Consider a 2D being living in 2D space. For our purposes of visualization of this being's time as a dimension, we take the 3rd dimension. Now any dynamical behavior of this particle would be captured as a series of successive "slides" that grow the height of this box. But if we know the mathematics of the dynamical laws, we can compute and build this box ourselves, and this box will be identical to the first box. When we view this box, we can find no information that tells us that this being is in this slice of time rather than that slice of time. There is no implicated direction, only a static block. So why is it that this 2D being should "feel" the flow of time?
If we ourselves live in a 4D block universe, described by a set of equations that are completely deterministic, shouldn't we too not experience time at all? What then causes the illusion of "flow", that enables us to talk about the "present" rather than the future or the past? Is this indicative of a shortcoming of all mathematical models of the universe?

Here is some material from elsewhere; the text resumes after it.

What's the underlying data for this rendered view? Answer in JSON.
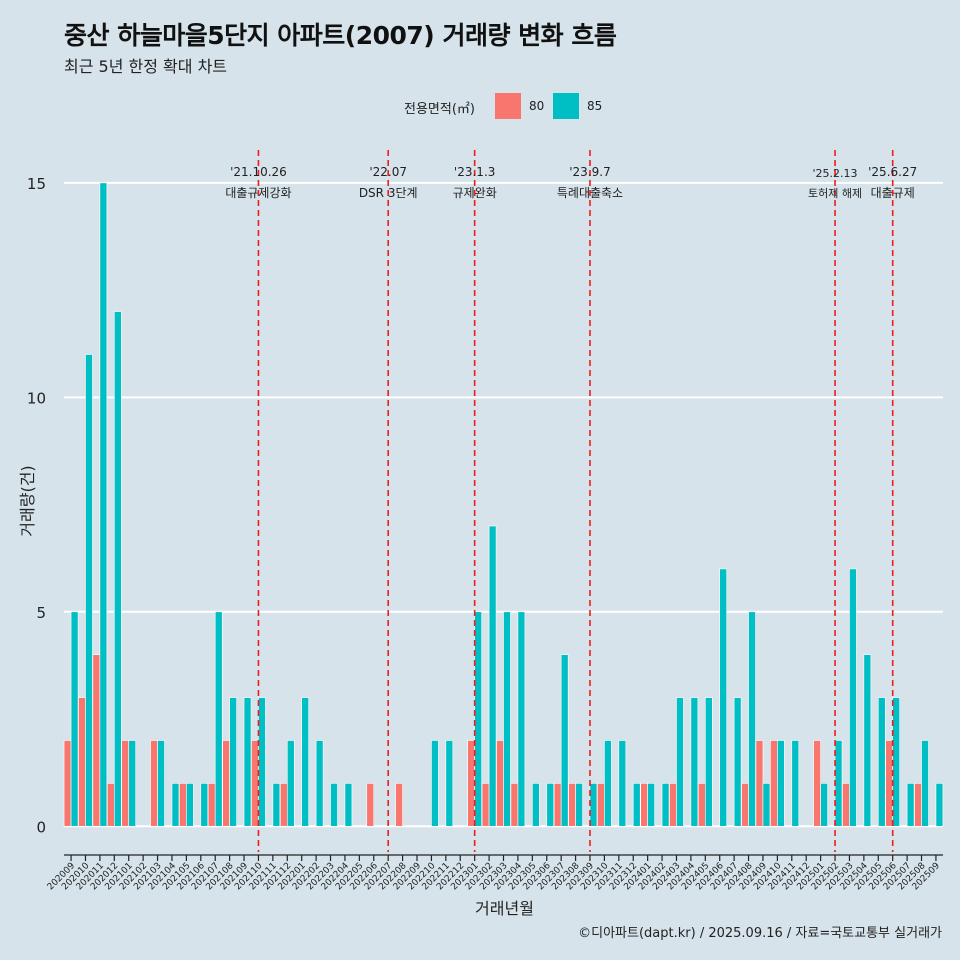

The way I see it, any mathematical description of the universe, if it exists in principle, should predict all events from the creation to the end of the universe at once. Like a solution to a set of equations exists, whether or not we choose to go through the calculations, spend time with it, and arrive at the solution, it exists regardless. Similarly, if a theory of everything is mathematical, why is it not simultaneously a static unchanging solution? The universe "knows" what its initial conditions are and subsequently the entire future of it is determined, so why does a need for passage arise, as evidenced by our experience? The solution already exists, no need for a computation, implying no evolution of state and no passage of time.
So how do we reconcile the fact that any mathematical theory of the universe will incorporate a dynamical nature to it, that is unknown prior till it actually happens? Does it mean that the laws of the universe themselves change over time, giving rise to a notion of time, a present fundamentally different from the past, circumventing the need for a static solution, providing a direction of time?